Es wird kaum jemanden geben, der sich nicht an seine erste Liebe erinnert, an dieses unglaublich evidente Gefühl, dass sich im Hinblick auf die Geliebte jetzt und für immer das Leben entschieden habe und dass sich niemals mehr etwas ändern könnte. Leider ist es dann bei 99,9 % der Menschen doch ganz anders gekommen, und was am Anfang nach Ewigkeit klang, ist nach Jahrzehnten nur noch eine halb nostalgisch, halb kuriose Erinnerung.

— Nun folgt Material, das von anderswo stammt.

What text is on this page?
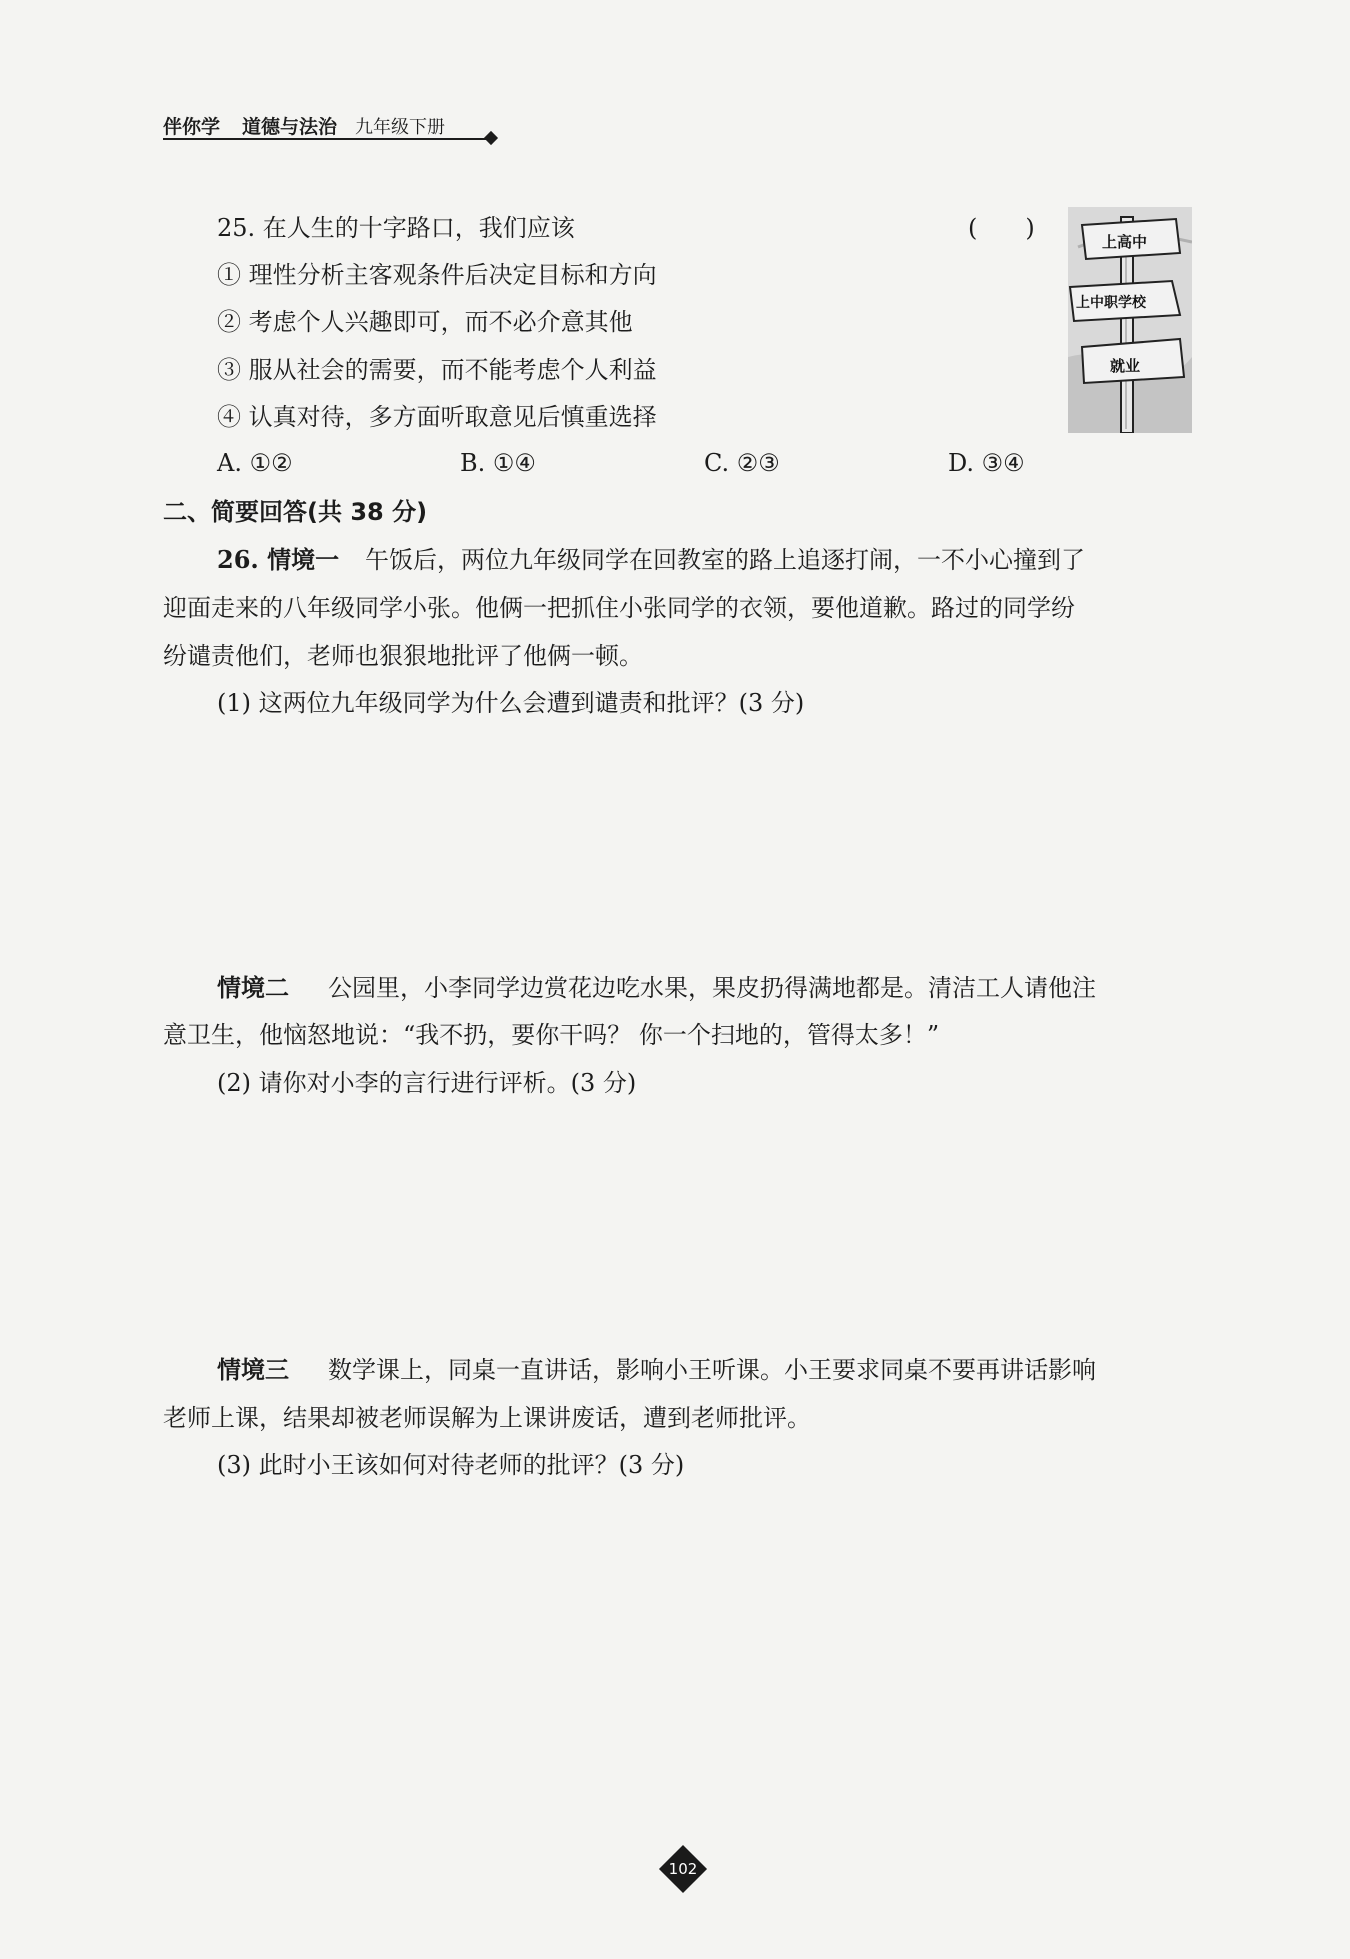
伴你学 道德与法治 九年级下册
25. 在人生的十字路口，我们应该	(　　)
① 理性分析主客观条件后决定目标和方向
② 考虑个人兴趣即可，而不必介意其他
③ 服从社会的需要，而不能考虑个人利益
④ 认真对待，多方面听取意见后慎重选择
A. ①②	B. ①④	C. ②③	D. ③④
上高中
上中职学校
就业
二、简要回答(共 38 分)
26. 情境一 午饭后，两位九年级同学在回教室的路上追逐打闹，一不小心撞到了
迎面走来的八年级同学小张。他俩一把抓住小张同学的衣领，要他道歉。路过的同学纷
纷谴责他们，老师也狠狠地批评了他俩一顿。
(1) 这两位九年级同学为什么会遭到谴责和批评？(3 分)
情境二 公园里，小李同学边赏花边吃水果，果皮扔得满地都是。清洁工人请他注
意卫生，他恼怒地说：“我不扔，要你干吗？ 你一个扫地的，管得太多！”
(2) 请你对小李的言行进行评析。(3 分)
情境三 数学课上，同桌一直讲话，影响小王听课。小王要求同桌不要再讲话影响
老师上课，结果却被老师误解为上课讲废话，遭到老师批评。
(3) 此时小王该如何对待老师的批评？(3 分)
102
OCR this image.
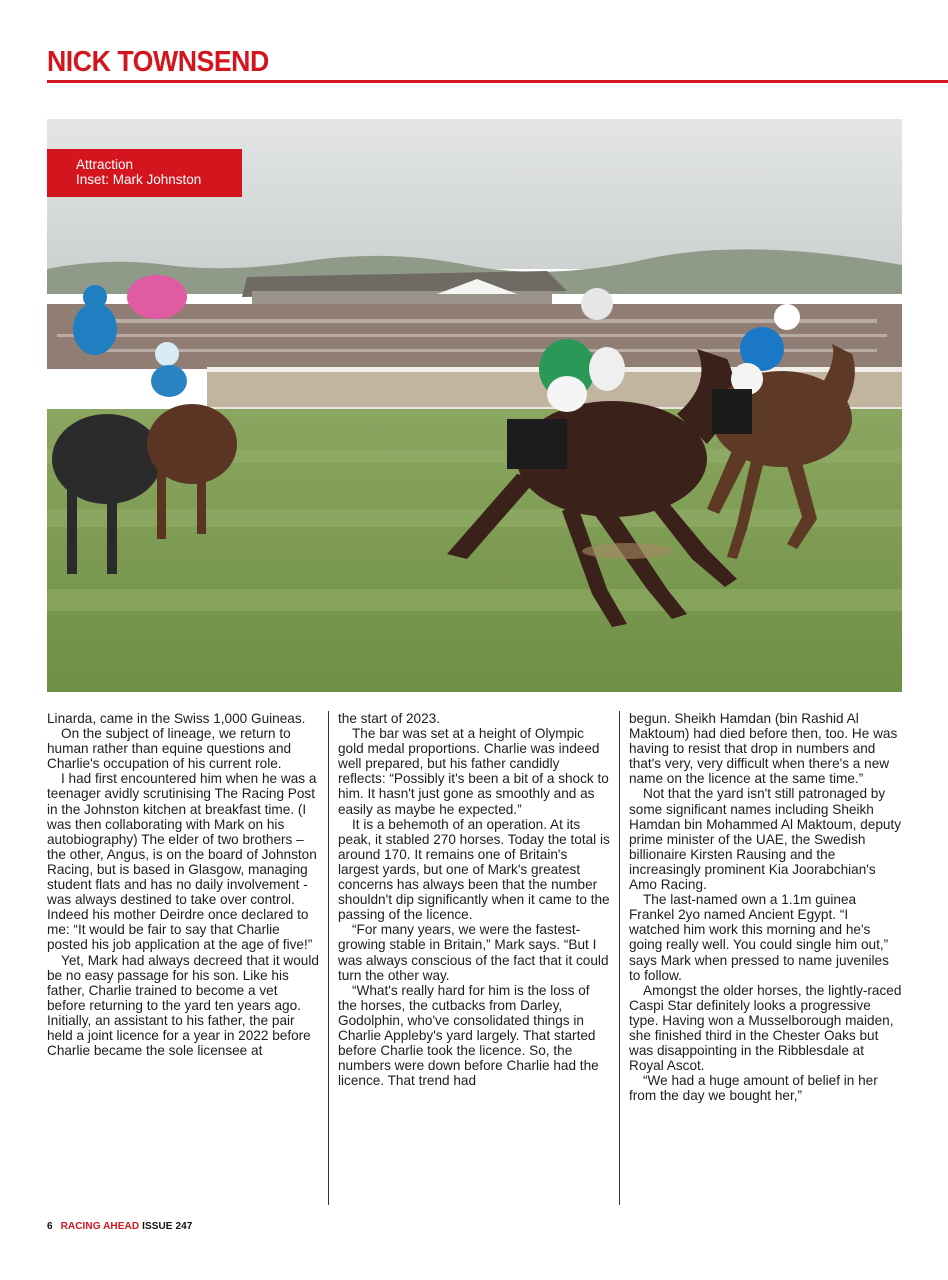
NICK TOWNSEND
Attraction
Inset: Mark Johnston

Linarda, came in the Swiss 1,000 Guineas.

On the subject of lineage, we return to human rather than equine questions and Charlie's occupation of his current role.

I had first encountered him when he was a teenager avidly scrutinising The Racing Post in the Johnston kitchen at breakfast time. (I was then collaborating with Mark on his autobiography) The elder of two brothers – the other, Angus, is on the board of Johnston Racing, but is based in Glasgow, managing student flats and has no daily involvement - was always destined to take over control. Indeed his mother Deirdre once declared to me: “It would be fair to say that Charlie posted his job application at the age of five!”

Yet, Mark had always decreed that it would be no easy passage for his son. Like his father, Charlie trained to become a vet before returning to the yard ten years ago. Initially, an assistant to his father, the pair held a joint licence for a year in 2022 before Charlie became the sole licensee at

the start of 2023.

The bar was set at a height of Olympic gold medal proportions. Charlie was indeed well prepared, but his father candidly reflects: “Possibly it's been a bit of a shock to him. It hasn't just gone as smoothly and as easily as maybe he expected.”

It is a behemoth of an operation. At its peak, it stabled 270 horses. Today the total is around 170. It remains one of Britain's largest yards, but one of Mark's greatest concerns has always been that the number shouldn't dip significantly when it came to the passing of the licence.

“For many years, we were the fastest-growing stable in Britain,” Mark says. “But I was always conscious of the fact that it could turn the other way.

“What's really hard for him is the loss of the horses, the cutbacks from Darley, Godolphin, who've consolidated things in Charlie Appleby's yard largely. That started before Charlie took the licence. So, the numbers were down before Charlie had the licence. That trend had

begun. Sheikh Hamdan (bin Rashid Al Maktoum) had died before then, too. He was having to resist that drop in numbers and that's very, very difficult when there's a new name on the licence at the same time.”

Not that the yard isn't still patronaged by some significant names including Sheikh Hamdan bin Mohammed Al Maktoum, deputy prime minister of the UAE, the Swedish billionaire Kirsten Rausing and the increasingly prominent Kia Joorabchian's Amo Racing.

The last-named own a 1.1m guinea Frankel 2yo named Ancient Egypt. “I watched him work this morning and he's going really well. You could single him out,” says Mark when pressed to name juveniles to follow.

Amongst the older horses, the lightly-raced Caspi Star definitely looks a progressive type. Having won a Musselborough maiden, she finished third in the Chester Oaks but was disappointing in the Ribblesdale at Royal Ascot.

“We had a huge amount of belief in her from the day we bought her,”

6 RACING AHEAD ISSUE 247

Was aber geschieht, wenn ein Mensch diese erste Liebe sein Leben lang bewahrt, wenn er nicht weniger als 51 Jahre auf die Frau seines Lebens wartet und am Ende, wenn der Ehemann eben dieser Frau von der Leiter gefallen und verstorben ist, seine Werbung als 74jähriger genau da fortsetzt, wo er sie als 23jähriger hat abbrechen müssen? Das ist der Plot des weltberühmten Romans von Garcia Marquez, den ich schon als Student gelesen habe und den ich mir im Anschluss an die wunderbare aktuelle Verfilmung wieder vorgenommen habe. Da waren sie wieder, Fernando Ariza, der schöne Doktor Urbino, fast bewundernswert in seiner stupenden Selbstverliebtheit, die schöne Fermina Daza, der statusgeile Vater, die bizarre Mutter Arizas und das ganze wunderbare Personal des karibischen Cartagena. Und auch das Garcia Marquez Feeling war wieder da, die Verzauberung durch eine Sprache, der es gelingt, die Welt, wie sie zwischen den Buchdeckeln existiert, fast noch farbiger erscheinen zu lassen als sie in der Wirklichkeit ist. Jeder wird an dem vorliegenden Roman seine besonderen Passagen lieben, die einen schätzen die hochromantischen Exaltationen der jungen Liebe zwischen Ariza und Fermina Daza, die anderen lieben die Telegraphenstaffette durch die Urwälder des kolumbianischen Dschungels im Dienste der Liebe, wieder andere bevorzugen atmosphärischen Schilderungen des karibischen Lebens im Umfeld Doktor Urbinos, der nicht die Cholera in Cartagena besiegte sondern auch noch den ersten Ballonflug Südamerikas organisierte. Und wie wunderbar ist das Bild vom stillstehenden Schiff auf dem Magdalena mit der aufgezogenen Cholerafahne als Metapher dafür, dass die Zeit stillsteht, wenn sich die Liebe erfüllt. Mich aber haben schon bei der ersten Lektüre die Szenen fasziniert, in denen Ariza und Fermina Daza nach einem halben Jahrhundert endlich zueinander finden, sich mit schrumpeligen Händen berühren und sich gegenseitig an ihren verwelkten Körpern laben. Das hört sich morbide an, ist aber im Roman mit großem Takt und Einfühlungsvermögen geschildert.
Das Buch aber erschöpft aber sich in keiner dieser Passagen, es ist viel mehr als das, ein großer Reigen des Menschlichen, in jedem Lebensalter mit Gewinn und Genuss zu lesen. Uneingeschränkt fünf Punkte für eine Sternstunde der Literatur.